Because badminton footwork is such an essential part of badminton and it directly affects your strokes, the first half of these exercises are dedicated to improving your footwork.
4 Helpful footwork exercises
Badminton is one of the sports which require the most endurance. These exercises are aimed at helping to improve your fitness levels.
Try to jog at least 3 days a week for 30 minutes on end. Endurance is a key factor in badminton and the more stamina you have, the better you more you are to constantly retrieve shots without tiring out.
Skip for at least 10 minutes a day. This will train you to be more comfortable on your toes, helping to keep your feet light and nimble.
3. Shadow Playing
Practice shadow playing to allow yourself to visualize how to move till it becomes instinctual. If you can master this, you won't have to consciously worry about the footwork needed in real game situations.
4. Silent Footwork
You can measure your quality of footwork by observing how little noise your feet make when you move and land. The lesser the sound, the better you are at absorbing the pressure, weight of your body and keeping your balance.
4 Easy stroke exercises
1. Play Half-Court Singles
This is a common type of exercise among badminton players allowing you to focus on your technique instead of footwork or endurance. Both of you should only make use of the first half of the court while rallying to each other.
Since half the court is removed, it limits the types of strokes you can use and it reduces the movement required. It is a face paced exercise in a confined space that trains you to have quicker reflexes while focusing on particular strokes.
2. Play Rear-Court Singles
Instead of standing at the front half of the court, both of you will stand in the second half of the court just before the last rear line. Start a rally hitting the shuttle to each other as high into the air as possible.
This is a basic exercise which allows you to improve your drive and clear strokes, getting you familiar with right technique used when contacting the shuttle and the power required to hit the shuttle high in the air to the back of the court.

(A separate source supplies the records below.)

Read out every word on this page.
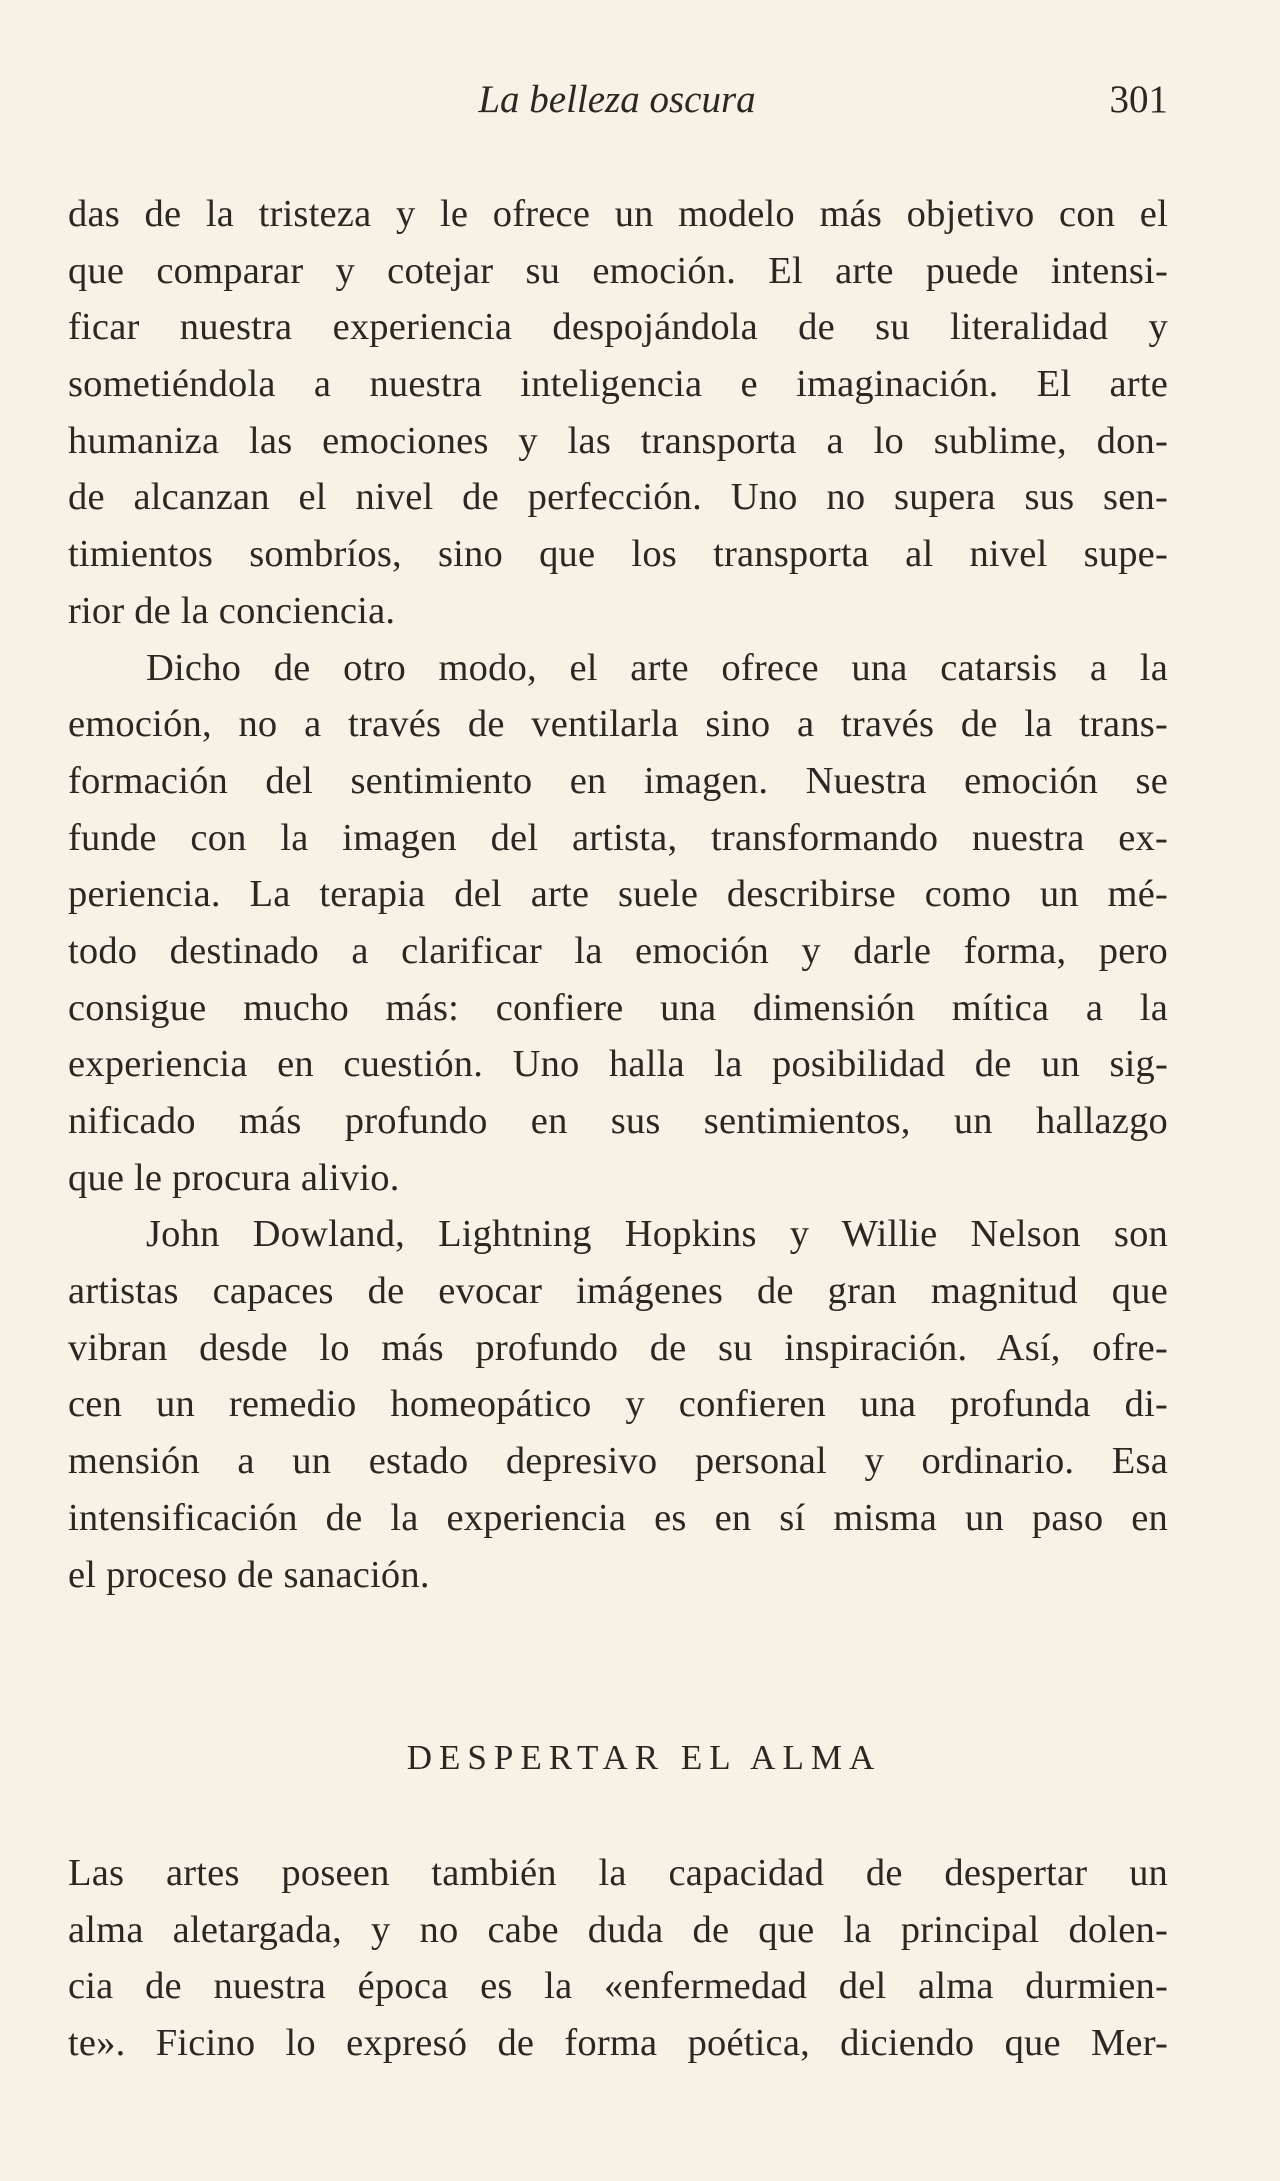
La belleza oscura	301
das de la tristeza y le ofrece un modelo más objetivo con el
que comparar y cotejar su emoción. El arte puede intensi-
ficar nuestra experiencia despojándola de su literalidad y
sometiéndola a nuestra inteligencia e imaginación. El arte
humaniza las emociones y las transporta a lo sublime, don-
de alcanzan el nivel de perfección. Uno no supera sus sen-
timientos sombríos, sino que los transporta al nivel supe-
rior de la conciencia.
Dicho de otro modo, el arte ofrece una catarsis a la
emoción, no a través de ventilarla sino a través de la trans-
formación del sentimiento en imagen. Nuestra emoción se
funde con la imagen del artista, transformando nuestra ex-
periencia. La terapia del arte suele describirse como un mé-
todo destinado a clarificar la emoción y darle forma, pero
consigue mucho más: confiere una dimensión mítica a la
experiencia en cuestión. Uno halla la posibilidad de un sig-
nificado más profundo en sus sentimientos, un hallazgo
que le procura alivio.
John Dowland, Lightning Hopkins y Willie Nelson son
artistas capaces de evocar imágenes de gran magnitud que
vibran desde lo más profundo de su inspiración. Así, ofre-
cen un remedio homeopático y confieren una profunda di-
mensión a un estado depresivo personal y ordinario. Esa
intensificación de la experiencia es en sí misma un paso en
el proceso de sanación.
DESPERTAR EL ALMA
Las artes poseen también la capacidad de despertar un
alma aletargada, y no cabe duda de que la principal dolen-
cia de nuestra época es la «enfermedad del alma durmien-
te». Ficino lo expresó de forma poética, diciendo que Mer-
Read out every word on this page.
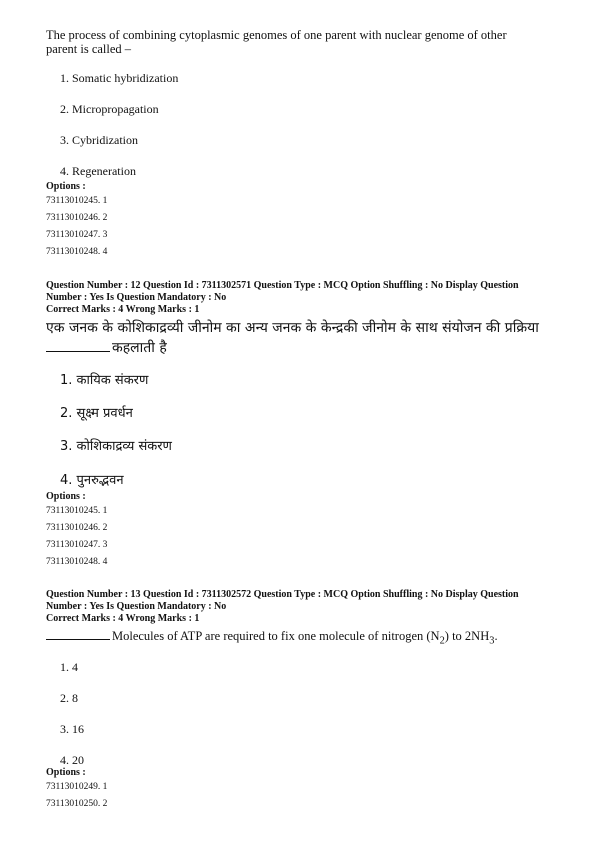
The process of combining cytoplasmic genomes of one parent with nuclear genome of other
parent is called –
1. Somatic hybridization
2. Micropropagation
3. Cybridization
4. Regeneration
Options :
73113010245. 1
73113010246. 2
73113010247. 3
73113010248. 4
Question Number : 12 Question Id : 7311302571 Question Type : MCQ Option Shuffling : No Display Question
Number : Yes Is Question Mandatory : No
Correct Marks : 4 Wrong Marks : 1
एक जनक के कोशिकाद्रव्यी जीनोम का अन्य जनक के केन्द्रकी जीनोम के साथ संयोजन की प्रक्रिया
कहलाती है
1. कायिक संकरण
2. सूक्ष्म प्रवर्धन
3. कोशिकाद्रव्य संकरण
4. पुनरुद्भवन
Options :
73113010245. 1
73113010246. 2
73113010247. 3
73113010248. 4
Question Number : 13 Question Id : 7311302572 Question Type : MCQ Option Shuffling : No Display Question
Number : Yes Is Question Mandatory : No
Correct Marks : 4 Wrong Marks : 1
Molecules of ATP are required to fix one molecule of nitrogen $(N_2)$ to $2NH_3$.
1. 4
2. 8
3. 16
4. 20
Options :
73113010249. 1
73113010250. 2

3. Work on your weak strokes
Have a friend or trainer consistently serving shuttles to you till you are able to recover and switch between strokes effortlessly. The trainer or friend must take note to serve the shuttle to you at all sides of your body, forcing you to use different types of strokes to return the shuttle.
After which, he can focus on the strokes you have most difficulty with. Many new players tend to have weak backhands so if you notice you have difficulty in that area, spend the entire session returning shuttles solely with your backhand.
4. Train Your Smashes and Lifts
Being able to execute a proper smash and smash defence are the abilities that separate the serious and the casual players. For this advanced exercise, one player initially acts as the lifter, constantly lifting (and subsequently defending) the shuttle cock high in the air into a smashing position for the other. The other player constantly attempts to smash the shuttlecock back downwards.
This training allows players to practise two very specific strokes - their smashes and their lifts. After a while, swap positions.
At the end of the day, badminton is not just an exercise but a sport that you may want to play competitively or even teach your children one day. Perhaps they can end up being the next Singapore local player to look out for!